Oh not arguing on that point, i just wanted to throw a general caution about his videos up ;).

 

The biggest problem/s with hydrogen is that A) it forms combustible and explosive mixtures over a huge rnage of mixtures with air, (much more than most other substances, and B) it has an insanely low ignition threshold, ignition sources that petrol vapors or natural gas would never ignite to will set hydrogen off with ease.

 

 

I suggest doing some research of your own. if there was a way to compactly store large volumes of hydrogen in a form that was both small and light space agencies the world over would be all over it.

 

Yes Kilo for Kilo Hydrogen is very energetic compared to virtually anything else. However it's density is amongst the lowest of any possibble fuel and that makes storing sufficient quantities of it really hard. As a noted above the safety aspects are honestly worse for general use, but the storage isn't a selling point ethier. Liquid Hydrogen, (the densest form you can reasonably get), is about 1/20th as dense as jet fuel.
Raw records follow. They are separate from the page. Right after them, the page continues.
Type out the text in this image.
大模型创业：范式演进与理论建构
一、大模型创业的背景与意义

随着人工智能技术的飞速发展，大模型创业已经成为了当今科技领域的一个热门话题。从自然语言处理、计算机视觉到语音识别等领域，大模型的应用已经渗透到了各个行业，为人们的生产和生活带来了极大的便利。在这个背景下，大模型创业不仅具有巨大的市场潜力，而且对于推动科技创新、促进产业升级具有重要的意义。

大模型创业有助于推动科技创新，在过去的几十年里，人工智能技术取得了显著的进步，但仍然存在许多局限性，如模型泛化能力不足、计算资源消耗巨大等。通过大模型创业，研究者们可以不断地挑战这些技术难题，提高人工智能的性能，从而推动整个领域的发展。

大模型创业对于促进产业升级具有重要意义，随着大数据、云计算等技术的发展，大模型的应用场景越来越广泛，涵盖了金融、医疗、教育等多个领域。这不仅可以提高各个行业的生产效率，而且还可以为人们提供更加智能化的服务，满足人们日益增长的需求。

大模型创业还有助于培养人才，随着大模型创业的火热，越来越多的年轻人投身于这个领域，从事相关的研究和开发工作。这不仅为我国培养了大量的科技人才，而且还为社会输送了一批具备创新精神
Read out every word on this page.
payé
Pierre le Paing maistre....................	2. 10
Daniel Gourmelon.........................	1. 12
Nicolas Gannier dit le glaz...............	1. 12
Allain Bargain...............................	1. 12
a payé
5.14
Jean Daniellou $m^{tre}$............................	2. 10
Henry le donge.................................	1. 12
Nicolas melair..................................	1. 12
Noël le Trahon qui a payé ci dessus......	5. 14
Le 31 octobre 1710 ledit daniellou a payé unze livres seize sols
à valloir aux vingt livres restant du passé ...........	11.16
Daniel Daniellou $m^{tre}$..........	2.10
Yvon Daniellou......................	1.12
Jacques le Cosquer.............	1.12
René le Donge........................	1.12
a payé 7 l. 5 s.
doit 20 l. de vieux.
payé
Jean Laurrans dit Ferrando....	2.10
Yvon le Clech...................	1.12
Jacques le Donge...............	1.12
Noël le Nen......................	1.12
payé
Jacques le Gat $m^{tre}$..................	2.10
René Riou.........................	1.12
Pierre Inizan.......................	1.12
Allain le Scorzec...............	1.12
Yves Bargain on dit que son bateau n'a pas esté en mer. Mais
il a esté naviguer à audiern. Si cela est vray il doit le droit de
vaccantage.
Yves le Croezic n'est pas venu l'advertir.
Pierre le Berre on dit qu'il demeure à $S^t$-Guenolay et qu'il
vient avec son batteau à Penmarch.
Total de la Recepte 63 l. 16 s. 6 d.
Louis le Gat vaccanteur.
I have read the research, and I am not suggesting it is right for aircraft. It is right for other uses as many have shown. We have yet to have a hydrogen car, bus, lorry or ship

explode due to hydrogen but that is partly due to their limited numbers. 
 

People seem to be looking at all the negatives here. This is just one technology that is in its infancy (the propulsion method) and something we have to investigate. We smile cannot keep burning fossil fuels forever as they are a finite resource. While there are other fuels we can burn, that will also cause huge damage to the environment. Fortunately people are willing to think outside the box and research new ideas. We cannot just sit back and rely on what we are currently doing.

 

As for air travel, I think that will change massively in the short term at least. Delta have just begun scrapping their whole 777 fleet for instance, just months after refurbishing them at huge cost. It seems they only see a future for short haul for quite some time. I would bet we will not be seeing huge planes full of people for a long time.